Наконец Сандана и Мараван приблизились к развилке. Тамилец, не раздумывая, выбрал дорогу, поднимающуюся по склону, прочь от заснеженной низины.
Они не сбавили темп, хотя идти стало тяжелее. Поэтому паузы, сначала между предложениями, а потом и между словами, увеличивались.
— Все говорят, что война скоро закончится, — сказала Сандана.
— Надеюсь, — вздохнул Мараван.
— Поражением тамильцев, — добавила она.
— Лишь бы только закончилась.
— Вы вернётесь?
Мараван остановился.
— До сих пор я был в этом уверен. Но теперь, без Нангай и Улагу… А вы?
— Вернусь ли я? Но я никогда там не была!

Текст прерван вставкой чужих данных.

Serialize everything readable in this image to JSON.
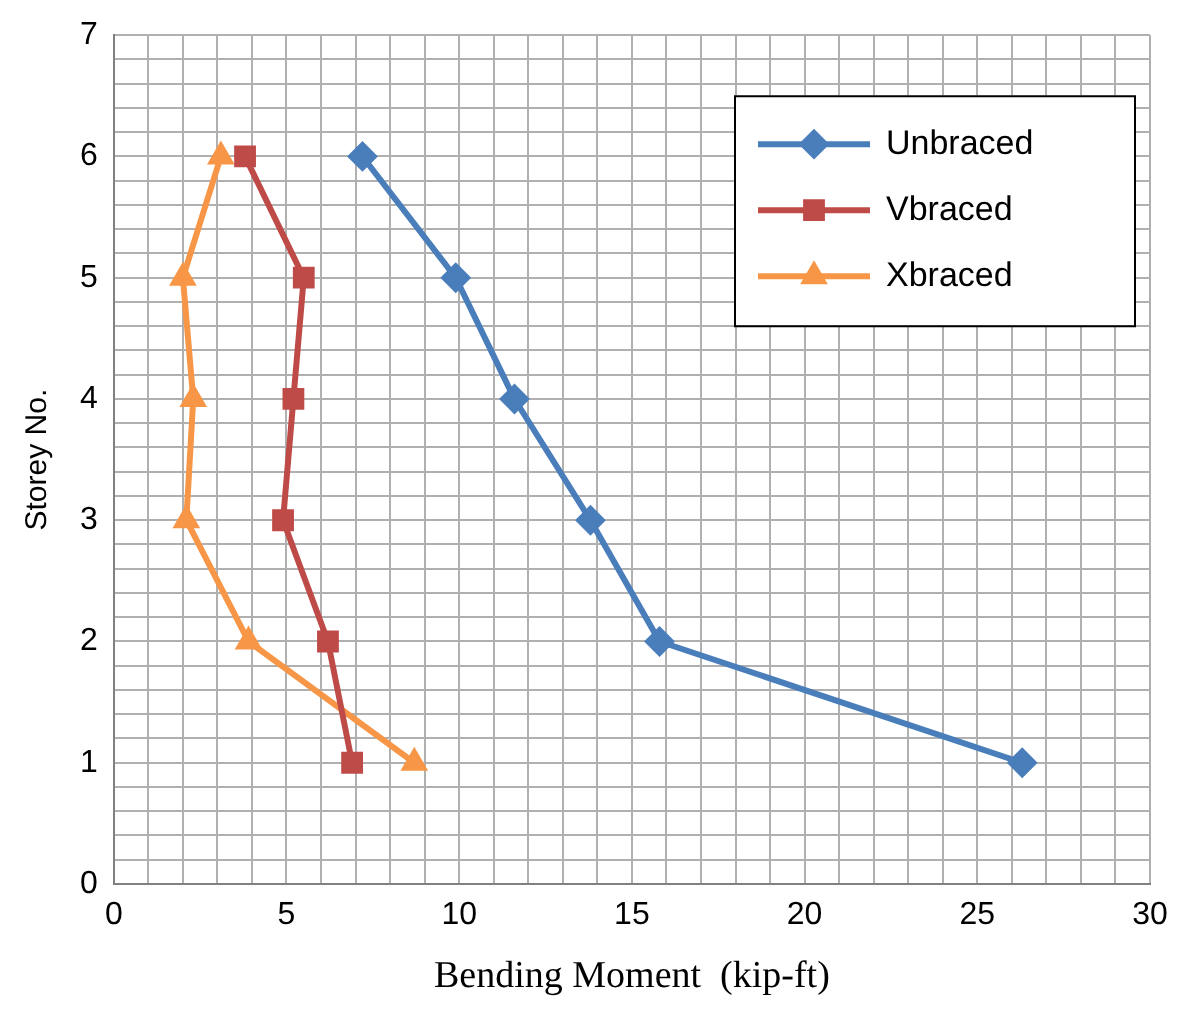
{
  "chart_data": {
    "type": "line",
    "xlabel": "Bending Moment  (kip-ft)",
    "ylabel": "Storey No.",
    "series": [
      {
        "name": "Unbraced",
        "color": "#4a7ebb",
        "marker": "diamond",
        "x": [
          7.2,
          9.9,
          11.6,
          13.8,
          15.8,
          26.3
        ],
        "values": [
          6,
          5,
          4,
          3,
          2,
          1
        ]
      },
      {
        "name": "Vbraced",
        "color": "#be4b48",
        "marker": "square",
        "x": [
          3.8,
          5.5,
          5.2,
          4.9,
          6.2,
          6.9
        ],
        "values": [
          6,
          5,
          4,
          3,
          2,
          1
        ]
      },
      {
        "name": "Xbraced",
        "color": "#f79646",
        "marker": "triangle",
        "x": [
          3.1,
          2.0,
          2.3,
          2.1,
          3.9,
          8.7
        ],
        "values": [
          6,
          5,
          4,
          3,
          2,
          1
        ]
      }
    ],
    "xlim": [
      0,
      30
    ],
    "xticks": [
      0,
      {
        "value": 1,
        "label": null
      },
      {
        "value": 2,
        "label": null
      },
      {
        "value": 3,
        "label": null
      },
      {
        "value": 4,
        "label": null
      },
      5,
      {
        "value": 6,
        "label": null
      },
      {
        "value": 7,
        "label": null
      },
      {
        "value": 8,
        "label": null
      },
      {
        "value": 9,
        "label": null
      },
      10,
      {
        "value": 11,
        "label": null
      },
      {
        "value": 12,
        "label": null
      },
      {
        "value": 13,
        "label": null
      },
      {
        "value": 14,
        "label": null
      },
      15,
      {
        "value": 16,
        "label": null
      },
      {
        "value": 17,
        "label": null
      },
      {
        "value": 18,
        "label": null
      },
      {
        "value": 19,
        "label": null
      },
      20,
      {
        "value": 21,
        "label": null
      },
      {
        "value": 22,
        "label": null
      },
      {
        "value": 23,
        "label": null
      },
      {
        "value": 24,
        "label": null
      },
      25,
      {
        "value": 26,
        "label": null
      },
      {
        "value": 27,
        "label": null
      },
      {
        "value": 28,
        "label": null
      },
      {
        "value": 29,
        "label": null
      },
      30
    ],
    "ylim": [
      0,
      7
    ],
    "yticks": [
      0,
      {
        "value": 0.2,
        "label": null
      },
      {
        "value": 0.4,
        "label": null
      },
      {
        "value": 0.6,
        "label": null
      },
      {
        "value": 0.8,
        "label": null
      },
      1,
      {
        "value": 1.2,
        "label": null
      },
      {
        "value": 1.4,
        "label": null
      },
      {
        "value": 1.6,
        "label": null
      },
      {
        "value": 1.8,
        "label": null
      },
      2,
      {
        "value": 2.2,
        "label": null
      },
      {
        "value": 2.4,
        "label": null
      },
      {
        "value": 2.6,
        "label": null
      },
      {
        "value": 2.8,
        "label": null
      },
      3,
      {
        "value": 3.2,
        "label": null
      },
      {
        "value": 3.4,
        "label": null
      },
      {
        "value": 3.6,
        "label": null
      },
      {
        "value": 3.8,
        "label": null
      },
      4,
      {
        "value": 4.2,
        "label": null
      },
      {
        "value": 4.4,
        "label": null
      },
      {
        "value": 4.6,
        "label": null
      },
      {
        "value": 4.8,
        "label": null
      },
      5,
      {
        "value": 5.2,
        "label": null
      },
      {
        "value": 5.4,
        "label": null
      },
      {
        "value": 5.6,
        "label": null
      },
      {
        "value": 5.8,
        "label": null
      },
      6,
      {
        "value": 6.2,
        "label": null
      },
      {
        "value": 6.4,
        "label": null
      },
      {
        "value": 6.6,
        "label": null
      },
      {
        "value": 6.8,
        "label": null
      },
      7
    ],
    "grid": true,
    "legend": "top right",
    "line_style": "solid"
  }
}
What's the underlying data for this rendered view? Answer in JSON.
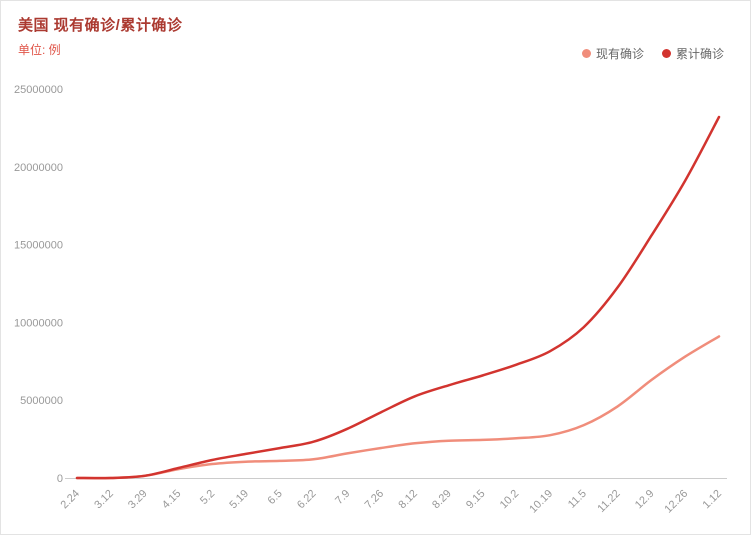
{
  "header": {
    "title": "美国 现有确诊/累计确诊",
    "unit_label": "单位: 例",
    "title_color": "#ab3a31",
    "unit_color": "#e0564a"
  },
  "legend": [
    {
      "label": "现有确诊",
      "color": "#f08d7b"
    },
    {
      "label": "累计确诊",
      "color": "#d2342f"
    }
  ],
  "chart_data": {
    "type": "line",
    "title": "美国 现有确诊/累计确诊",
    "unit": "单位: 例",
    "legend_position": "top-right",
    "grid": false,
    "categories": [
      "2.24",
      "3.12",
      "3.29",
      "4.15",
      "5.2",
      "5.19",
      "6.5",
      "6.22",
      "7.9",
      "7.26",
      "8.12",
      "8.29",
      "9.15",
      "10.2",
      "10.19",
      "11.5",
      "11.22",
      "12.9",
      "12.26",
      "1.12"
    ],
    "series": [
      {
        "name": "现有确诊",
        "color": "#f08d7b",
        "values": [
          50,
          1200,
          132000,
          573000,
          900000,
          1050000,
          1100000,
          1200000,
          1580000,
          1930000,
          2230000,
          2400000,
          2450000,
          2550000,
          2750000,
          3400000,
          4600000,
          6300000,
          7800000,
          9100000
        ]
      },
      {
        "name": "累计确诊",
        "color": "#d2342f",
        "values": [
          53,
          1300,
          140000,
          640000,
          1160000,
          1550000,
          1920000,
          2330000,
          3160000,
          4230000,
          5250000,
          5960000,
          6590000,
          7280000,
          8150000,
          9700000,
          12250000,
          15580000,
          19110000,
          23200000
        ]
      }
    ],
    "ylim": [
      0,
      25000000
    ],
    "yticks": [
      0,
      5000000,
      10000000,
      15000000,
      20000000,
      25000000
    ],
    "xlabel": "",
    "ylabel": ""
  }
}
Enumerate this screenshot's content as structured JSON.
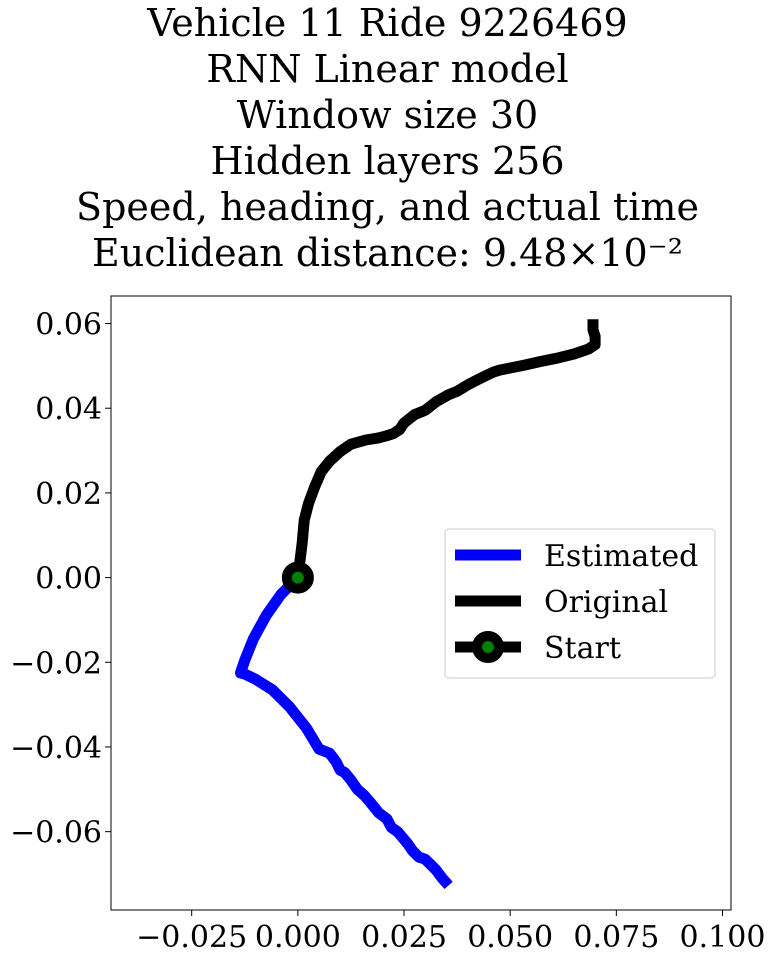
{
  "chart_data": {
    "type": "line",
    "title_lines": [
      "Vehicle 11 Ride 9226469",
      "RNN Linear model",
      "Window size 30",
      "Hidden layers 256",
      "Speed, heading, and actual time",
      "Euclidean distance: 9.48×10⁻²"
    ],
    "xlabel": "",
    "ylabel": "",
    "xlim": [
      -0.044,
      0.102
    ],
    "ylim": [
      -0.0785,
      0.0665
    ],
    "x_ticks": [
      {
        "value": -0.025,
        "label": "−0.025"
      },
      {
        "value": 0.0,
        "label": "0.000"
      },
      {
        "value": 0.025,
        "label": "0.025"
      },
      {
        "value": 0.05,
        "label": "0.050"
      },
      {
        "value": 0.075,
        "label": "0.075"
      },
      {
        "value": 0.1,
        "label": "0.100"
      }
    ],
    "y_ticks": [
      {
        "value": 0.06,
        "label": "0.06"
      },
      {
        "value": 0.04,
        "label": "0.04"
      },
      {
        "value": 0.02,
        "label": "0.02"
      },
      {
        "value": 0.0,
        "label": "0.00"
      },
      {
        "value": -0.02,
        "label": "−0.02"
      },
      {
        "value": -0.04,
        "label": "−0.04"
      },
      {
        "value": -0.06,
        "label": "−0.06"
      }
    ],
    "grid": false,
    "legend_position": "center-right",
    "series": [
      {
        "name": "Estimated",
        "color": "#0000ff",
        "x": [
          0.0,
          -0.004,
          -0.0075,
          -0.0105,
          -0.0125,
          -0.0135,
          -0.0125,
          -0.01,
          -0.006,
          -0.002,
          0.002,
          0.005,
          0.0075,
          0.009,
          0.01,
          0.011,
          0.0125,
          0.014,
          0.0155,
          0.017,
          0.019,
          0.021,
          0.022,
          0.0235,
          0.025,
          0.026,
          0.027,
          0.0285,
          0.03,
          0.031,
          0.0325,
          0.034,
          0.0355
        ],
        "y": [
          0.0,
          -0.004,
          -0.009,
          -0.0145,
          -0.0195,
          -0.0225,
          -0.0228,
          -0.024,
          -0.0265,
          -0.0305,
          -0.0355,
          -0.0405,
          -0.0415,
          -0.0435,
          -0.0455,
          -0.046,
          -0.0478,
          -0.05,
          -0.0513,
          -0.053,
          -0.0555,
          -0.057,
          -0.059,
          -0.06,
          -0.0618,
          -0.063,
          -0.0645,
          -0.066,
          -0.0665,
          -0.0675,
          -0.069,
          -0.071,
          -0.0727
        ]
      },
      {
        "name": "Original",
        "color": "#000000",
        "x": [
          0.0,
          0.0005,
          0.001,
          0.0015,
          0.0025,
          0.004,
          0.0055,
          0.0075,
          0.01,
          0.0125,
          0.016,
          0.019,
          0.021,
          0.0225,
          0.024,
          0.025,
          0.0275,
          0.03,
          0.0325,
          0.0355,
          0.0375,
          0.04,
          0.0425,
          0.0445,
          0.046,
          0.0475,
          0.05,
          0.0535,
          0.057,
          0.061,
          0.065,
          0.0685,
          0.07,
          0.07,
          0.0695,
          0.0695
        ],
        "y": [
          0.0,
          0.004,
          0.008,
          0.0135,
          0.0175,
          0.0215,
          0.025,
          0.0275,
          0.0298,
          0.0315,
          0.0325,
          0.033,
          0.0335,
          0.034,
          0.035,
          0.0365,
          0.0385,
          0.0395,
          0.0415,
          0.0432,
          0.044,
          0.0455,
          0.0468,
          0.0478,
          0.0485,
          0.049,
          0.0495,
          0.0502,
          0.051,
          0.0518,
          0.0528,
          0.054,
          0.055,
          0.057,
          0.0585,
          0.061
        ]
      }
    ],
    "start_point": {
      "name": "Start",
      "x": 0.0,
      "y": 0.0,
      "marker_color": "#008000",
      "edge_color": "#000000"
    }
  }
}
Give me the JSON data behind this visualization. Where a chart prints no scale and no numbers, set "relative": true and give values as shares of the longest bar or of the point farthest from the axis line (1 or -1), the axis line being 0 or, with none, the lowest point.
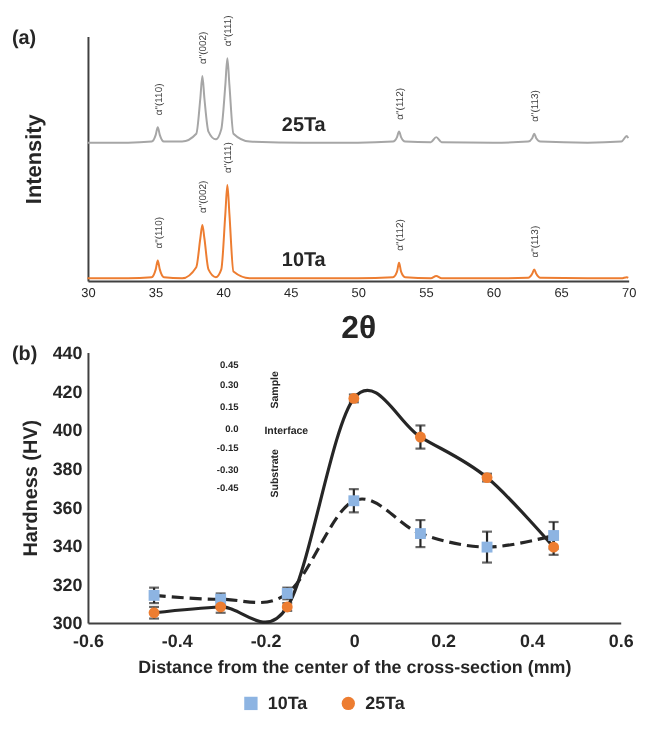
{
  "chart_data": [
    {
      "type": "line",
      "title": "(a)",
      "xlabel": "2θ",
      "ylabel": "Intensity",
      "relative": true,
      "x": [
        30,
        33,
        34.75,
        35.05,
        35.2,
        35.35,
        35.65,
        37,
        38.05,
        38.35,
        38.5,
        38.65,
        38.95,
        39.5,
        39.9,
        40.2,
        40.35,
        40.5,
        40.8,
        42,
        46,
        50,
        52.6,
        52.9,
        53.05,
        53.2,
        53.5,
        55.4,
        55.8,
        56.2,
        60,
        62.6,
        62.9,
        63.05,
        63.2,
        63.5,
        67,
        69.5,
        69.9,
        70
      ],
      "xlim": [
        30,
        70
      ],
      "xticks": [
        30,
        35,
        40,
        45,
        50,
        55,
        60,
        65,
        70
      ],
      "series": [
        {
          "name": "25Ta",
          "color": "#a6a6a6",
          "values": [
            0.62,
            0.62,
            0.625,
            0.655,
            0.69,
            0.655,
            0.625,
            0.625,
            0.66,
            0.82,
            0.92,
            0.82,
            0.67,
            0.635,
            0.68,
            0.88,
            1.0,
            0.88,
            0.66,
            0.625,
            0.62,
            0.62,
            0.625,
            0.645,
            0.67,
            0.645,
            0.625,
            0.622,
            0.645,
            0.622,
            0.62,
            0.625,
            0.64,
            0.66,
            0.64,
            0.625,
            0.62,
            0.625,
            0.65,
            0.64
          ]
        },
        {
          "name": "10Ta",
          "color": "#ed7d31",
          "values": [
            0.01,
            0.01,
            0.015,
            0.05,
            0.09,
            0.05,
            0.015,
            0.01,
            0.06,
            0.19,
            0.25,
            0.19,
            0.05,
            0.015,
            0.05,
            0.3,
            0.43,
            0.3,
            0.04,
            0.01,
            0.01,
            0.01,
            0.015,
            0.04,
            0.08,
            0.04,
            0.015,
            0.01,
            0.02,
            0.01,
            0.01,
            0.012,
            0.03,
            0.05,
            0.03,
            0.012,
            0.01,
            0.01,
            0.015,
            0.012
          ]
        }
      ],
      "annotations": [
        {
          "text": "α\"(110)",
          "x": 35.2,
          "y": 0.69
        },
        {
          "text": "α\"(002)",
          "x": 38.5,
          "y": 0.92
        },
        {
          "text": "α\"(111)",
          "x": 40.35,
          "y": 1.0
        },
        {
          "text": "α\"(112)",
          "x": 53.05,
          "y": 0.67
        },
        {
          "text": "α\"(113)",
          "x": 63.05,
          "y": 0.66
        },
        {
          "text": "α\"(110)",
          "x": 35.2,
          "y": 0.09
        },
        {
          "text": "α\"(002)",
          "x": 38.5,
          "y": 0.25
        },
        {
          "text": "α\"(111)",
          "x": 40.35,
          "y": 0.43
        },
        {
          "text": "α\"(112)",
          "x": 53.05,
          "y": 0.08
        },
        {
          "text": "α\"(113)",
          "x": 63.05,
          "y": 0.05
        }
      ]
    },
    {
      "type": "line",
      "title": "(b)",
      "xlabel": "Distance from the center of the cross-section (mm)",
      "ylabel": "Hardness (HV)",
      "x": [
        -0.45,
        -0.3,
        -0.15,
        0,
        0.15,
        0.3,
        0.45
      ],
      "xlim": [
        -0.6,
        0.6
      ],
      "xticks": [
        -0.6,
        -0.4,
        -0.2,
        0,
        0.2,
        0.4,
        0.6
      ],
      "ylim": [
        300,
        440
      ],
      "yticks": [
        300,
        320,
        340,
        360,
        380,
        400,
        420,
        440
      ],
      "series": [
        {
          "name": "10Ta",
          "color": "#8db4e2",
          "marker": "square",
          "line_style": "dashed",
          "values": [
            314,
            312,
            315,
            363,
            346,
            339,
            345
          ],
          "errors": [
            4,
            3,
            3,
            6,
            7,
            8,
            7
          ]
        },
        {
          "name": "25Ta",
          "color": "#ed7d31",
          "marker": "circle",
          "line_style": "solid",
          "values": [
            305,
            308,
            308,
            416,
            396,
            375,
            339
          ],
          "errors": [
            3,
            3,
            2,
            2,
            6,
            2,
            4
          ]
        }
      ],
      "legend": "bottom",
      "annotations": [
        "0.45",
        "0.30",
        "0.15",
        "0.0",
        "-0.15",
        "-0.30",
        "-0.45",
        "Sample",
        "Interface",
        "Substrate"
      ]
    }
  ]
}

Теперь дорога поворачивала вокруг поляны, дойдя до середины которой Мараван с Санданой нос к носу столкнулись с неожиданно вышедшим из леса оленем. Зверь испуганно посмотрел на людей и побежал по склону. Там он остановился, глядя на путников сверху вниз.
— Может, это Улагу, — вздохнула Сандана.
Мараван посмотрел на девушку и заметил, что она улыбается. Тогда он поклонился в сторону оленя, сложив ладони. Сандана повторила его жест.